D’autre part, pour les propriétaires de boisés privés (> 4ha) qui se sont partagés plus d’un milliard de fonds publics depuis 1970 (commission Coulombe) bon nombre de ces budgets se sont métamorphosés en alléchants fonds de retraite pour citadins. Sur un total d’environ 130 000 propriétaires éligibles au programme du MRN et totalisant annuellement 40 à 50 M$, environ 100 000 de ces mêmes propriétaires (J.P. Dansereau, Fév. 11 2003; Directeur général, Fédération des producteurs de bois du Québec), par l’entremise des Agences de mise en valeur de la forêt privée, sont des «forestiers» officiellement inactifs et qui habitent principalement la ville dans de nombreux cas. Ce sont souvent aussi ces mêmes individus qui s’opposent par toutes sortes de moyens au développement de l’agriculture et complexifient les relations de bon voisinage.

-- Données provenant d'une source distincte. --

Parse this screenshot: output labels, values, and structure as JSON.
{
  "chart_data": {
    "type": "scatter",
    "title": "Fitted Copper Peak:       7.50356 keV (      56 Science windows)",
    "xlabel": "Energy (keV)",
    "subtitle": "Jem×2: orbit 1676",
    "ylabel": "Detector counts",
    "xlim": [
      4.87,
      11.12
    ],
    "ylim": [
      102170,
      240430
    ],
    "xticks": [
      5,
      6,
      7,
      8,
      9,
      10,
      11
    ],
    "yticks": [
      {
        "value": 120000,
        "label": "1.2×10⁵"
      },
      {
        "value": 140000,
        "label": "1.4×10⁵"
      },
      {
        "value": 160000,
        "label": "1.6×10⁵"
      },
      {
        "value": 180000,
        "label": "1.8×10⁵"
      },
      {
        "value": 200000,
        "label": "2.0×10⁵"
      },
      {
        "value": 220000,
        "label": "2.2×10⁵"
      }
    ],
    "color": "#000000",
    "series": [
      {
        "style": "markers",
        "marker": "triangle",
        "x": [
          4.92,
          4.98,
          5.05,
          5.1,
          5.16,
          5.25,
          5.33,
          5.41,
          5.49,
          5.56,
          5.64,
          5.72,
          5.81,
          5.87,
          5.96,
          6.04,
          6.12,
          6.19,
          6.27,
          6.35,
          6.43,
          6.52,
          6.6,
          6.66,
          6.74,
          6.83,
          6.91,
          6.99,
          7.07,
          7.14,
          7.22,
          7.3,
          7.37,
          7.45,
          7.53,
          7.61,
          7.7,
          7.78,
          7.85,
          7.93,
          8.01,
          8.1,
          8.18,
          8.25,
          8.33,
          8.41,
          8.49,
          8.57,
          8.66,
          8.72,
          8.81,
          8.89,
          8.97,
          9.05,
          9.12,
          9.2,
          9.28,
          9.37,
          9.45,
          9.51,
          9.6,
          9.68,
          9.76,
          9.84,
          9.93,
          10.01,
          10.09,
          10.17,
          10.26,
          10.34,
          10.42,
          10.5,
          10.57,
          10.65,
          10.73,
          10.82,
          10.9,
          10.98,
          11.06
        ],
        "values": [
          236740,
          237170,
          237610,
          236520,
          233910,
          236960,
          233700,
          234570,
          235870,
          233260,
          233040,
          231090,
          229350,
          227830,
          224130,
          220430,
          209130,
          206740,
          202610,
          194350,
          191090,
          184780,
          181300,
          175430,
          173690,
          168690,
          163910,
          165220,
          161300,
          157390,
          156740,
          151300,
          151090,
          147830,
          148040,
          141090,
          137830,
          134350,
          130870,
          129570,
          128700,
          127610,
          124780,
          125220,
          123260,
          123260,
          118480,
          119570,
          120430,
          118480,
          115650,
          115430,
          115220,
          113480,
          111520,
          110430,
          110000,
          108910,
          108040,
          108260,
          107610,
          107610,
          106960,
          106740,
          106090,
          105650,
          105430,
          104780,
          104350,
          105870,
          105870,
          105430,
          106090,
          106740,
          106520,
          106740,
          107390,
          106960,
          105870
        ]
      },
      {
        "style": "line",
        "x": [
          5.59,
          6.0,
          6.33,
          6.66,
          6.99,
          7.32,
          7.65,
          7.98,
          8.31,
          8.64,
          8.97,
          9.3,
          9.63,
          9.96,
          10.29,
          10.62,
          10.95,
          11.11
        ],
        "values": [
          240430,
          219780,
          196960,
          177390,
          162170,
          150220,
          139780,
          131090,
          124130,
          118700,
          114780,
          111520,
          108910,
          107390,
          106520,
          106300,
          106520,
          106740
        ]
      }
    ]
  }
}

Lorsque l’on reboise les rangs, racines de nos villages, il ne faut surtout pas se surprendre que les autobus scolaires cessent de circuler et que l’école du village et autres services disparaissent pour laisser place à l’exode des occupants et à la morosité de nos communautés.
Il est tout de même inadmissible que pour la région administrative 02 (Saguenay-Lac-St-Jean), les programmes gouvernementaux de reboisement aient contribué à l’amputation de 30% (35, 000 ha, MAPAQ, 2000) de notre espace agricole depuis 20 ans alors que les 200 éleveurs de bovins de la région sont à la recherche de 50 000 acres de terres pour satisfaire les besoins actuels de leurs troupeaux (AEBB, 2002). La situation est sensiblement la même dans d’autres régions.

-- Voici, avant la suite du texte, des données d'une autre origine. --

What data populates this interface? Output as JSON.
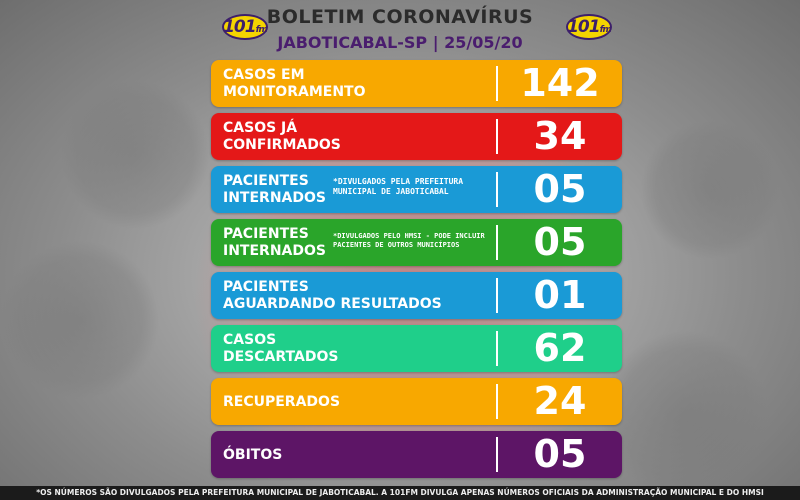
{
  "header": {
    "logo_text": "101",
    "logo_suffix": "fm",
    "title": "BOLETIM CORONAVÍRUS",
    "subtitle": "JABOTICABAL-SP | 25/05/20"
  },
  "colors": {
    "orange": "#f8a800",
    "red": "#e41818",
    "blue": "#1a9ad6",
    "green": "#2aa52a",
    "teal": "#1fcf8a",
    "purple": "#5d1566"
  },
  "rows": [
    {
      "label_line1": "CASOS EM",
      "label_line2": "MONITORAMENTO",
      "note": "",
      "value": "142"
    },
    {
      "label_line1": "CASOS JÁ",
      "label_line2": "CONFIRMADOS",
      "note": "",
      "value": "34"
    },
    {
      "label_line1": "PACIENTES",
      "label_line2": "INTERNADOS",
      "note": "*DIVULGADOS PELA PREFEITURA MUNICIPAL DE JABOTICABAL",
      "value": "05"
    },
    {
      "label_line1": "PACIENTES",
      "label_line2": "INTERNADOS",
      "note": "*DIVULGADOS PELO HMSI - PODE INCLUIR PACIENTES DE OUTROS MUNICÍPIOS",
      "value": "05"
    },
    {
      "label_line1": "PACIENTES",
      "label_line2": "AGUARDANDO RESULTADOS",
      "note": "",
      "value": "01"
    },
    {
      "label_line1": "CASOS",
      "label_line2": "DESCARTADOS",
      "note": "",
      "value": "62"
    },
    {
      "label_line1": "RECUPERADOS",
      "label_line2": "",
      "note": "",
      "value": "24"
    },
    {
      "label_line1": "ÓBITOS",
      "label_line2": "",
      "note": "",
      "value": "05"
    }
  ],
  "footer": {
    "text": "*OS NÚMEROS SÃO DIVULGADOS PELA PREFEITURA MUNICIPAL DE JABOTICABAL. A 101FM DIVULGA APENAS NÚMEROS OFICIAIS DA ADMINISTRAÇÃO MUNICIPAL E DO HMSI"
  }
}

Vos économistes comprendront facilement qu’un tel investissement de fonds publics est tout simplement un appauvrissement collectif sclérosant l’occupation dynamique du territoire. Nous apprécierions grandement, qu’avant de renouveler le financement des programmes de mise en valeur de la forêt privée, vous vous assuriez que les futurs investissements seront bien versés pour le mieux-être de l’État et que vous voyiez à ce qu’ils primeront sur les intérêts des individus qui gravitent dans le giron de ce généreux programme de reboisement des terres agricoles. Cette somme de 40 à 50 M$ serait certainement moins préjudiciable à notre agriculture et plus équitable pour tous les citoyens de la province si elle était utilisée du moins en forêt publique ou encore beaucoup plus avantageusement dans les programmes d’éducation, de formation ou de services de santé publique.
J’espère que ce dossier saura susciter votre intérêt ainsi que celui de votre personnel dans le but d’en arriver à une meilleure rationalisation de l’utilisation des fonds publics en vue d’une occupation dynamique du territoire et de la préservation de notre espace rural.
Marcel Ouellet, Ph.D.
Directeur AEBB
N.B. : Pour plus d’information voir mémoire de l’AEBB sur le site de la Commission Coulombe portant sur la gestion des forêt et intitulé Synthèse des revendications relativement à l’empiétement forestier des sols agricoles du Saguenay-Lac-St-Jean.